'Bus strike unlikely'

'Bus strike unlikely'

 London’s transport chief believes a bus strike is unlikely during this month’s Olympics despite an unresolved dispute over bonuses for drivers, Peter Hendy said on Friday.

Hendy, commissioner at London’s public transport authority Transport for London (TfL), also said it was not his intention to catch motorists out with the 109-mile Olympic Route Network (ORN) and its more restrictive 30 miles of Games Lanes.

The capital’s distinctive red double and single-decker buses carry about 6.5 million passengers a day on frequently log-jammed roads.

They will play a major part in the TfL’s agenda to get people out of their cars and on to public transport during the Games which start on July 27.

Bus drivers have already held a 24-hour strike over a demand for an extra 500 pounds ($780) to compensate for the stress of working during the Games, pointing to other pay deals agreed with London's rail staff.  “I think it is very unlikely,” Hendy said when asked about the chances of a strike during the Olympics.

Talks began this week after the TfL stepped in with an offer on top of that made by the private sector bus employers.
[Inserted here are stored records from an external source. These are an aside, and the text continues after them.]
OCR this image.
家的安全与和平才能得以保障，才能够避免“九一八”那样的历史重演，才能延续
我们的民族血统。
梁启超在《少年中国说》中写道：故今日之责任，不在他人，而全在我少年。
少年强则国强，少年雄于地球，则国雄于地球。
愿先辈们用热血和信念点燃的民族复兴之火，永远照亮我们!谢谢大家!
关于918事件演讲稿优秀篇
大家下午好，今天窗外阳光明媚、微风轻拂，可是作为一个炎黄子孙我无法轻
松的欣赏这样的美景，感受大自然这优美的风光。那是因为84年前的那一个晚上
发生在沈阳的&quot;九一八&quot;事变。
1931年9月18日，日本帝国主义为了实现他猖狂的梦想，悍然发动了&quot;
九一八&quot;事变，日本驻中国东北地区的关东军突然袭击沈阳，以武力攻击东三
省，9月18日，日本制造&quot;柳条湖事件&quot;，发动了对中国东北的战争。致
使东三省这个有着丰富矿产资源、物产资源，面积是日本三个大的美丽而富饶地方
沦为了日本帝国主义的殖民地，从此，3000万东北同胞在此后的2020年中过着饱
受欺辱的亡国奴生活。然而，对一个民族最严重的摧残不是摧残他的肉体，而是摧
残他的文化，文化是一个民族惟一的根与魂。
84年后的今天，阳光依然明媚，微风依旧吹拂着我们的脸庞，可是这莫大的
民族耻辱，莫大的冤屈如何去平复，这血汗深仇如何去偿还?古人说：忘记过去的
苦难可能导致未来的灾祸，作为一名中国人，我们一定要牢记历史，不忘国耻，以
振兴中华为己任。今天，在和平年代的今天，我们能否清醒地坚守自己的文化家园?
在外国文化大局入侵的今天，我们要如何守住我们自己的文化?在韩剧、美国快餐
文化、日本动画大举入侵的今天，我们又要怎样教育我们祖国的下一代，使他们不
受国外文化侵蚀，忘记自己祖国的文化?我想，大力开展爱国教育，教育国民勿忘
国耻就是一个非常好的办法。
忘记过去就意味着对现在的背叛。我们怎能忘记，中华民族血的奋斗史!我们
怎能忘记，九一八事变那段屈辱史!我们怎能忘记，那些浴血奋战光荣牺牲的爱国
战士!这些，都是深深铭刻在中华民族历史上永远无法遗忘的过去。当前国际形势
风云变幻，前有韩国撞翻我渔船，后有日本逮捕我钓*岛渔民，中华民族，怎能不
“The bus staff in London are very reasonable and decent people and I think they are as excited as everybody else to have the Olympics in London,” Hendy said.

TfL is also urging Londoners, who do not go away on their summer holidays, to work from home or change their working hours.  Hendy said businesses were getting the message to plan ahead even if some had yet to pass the information on to staff.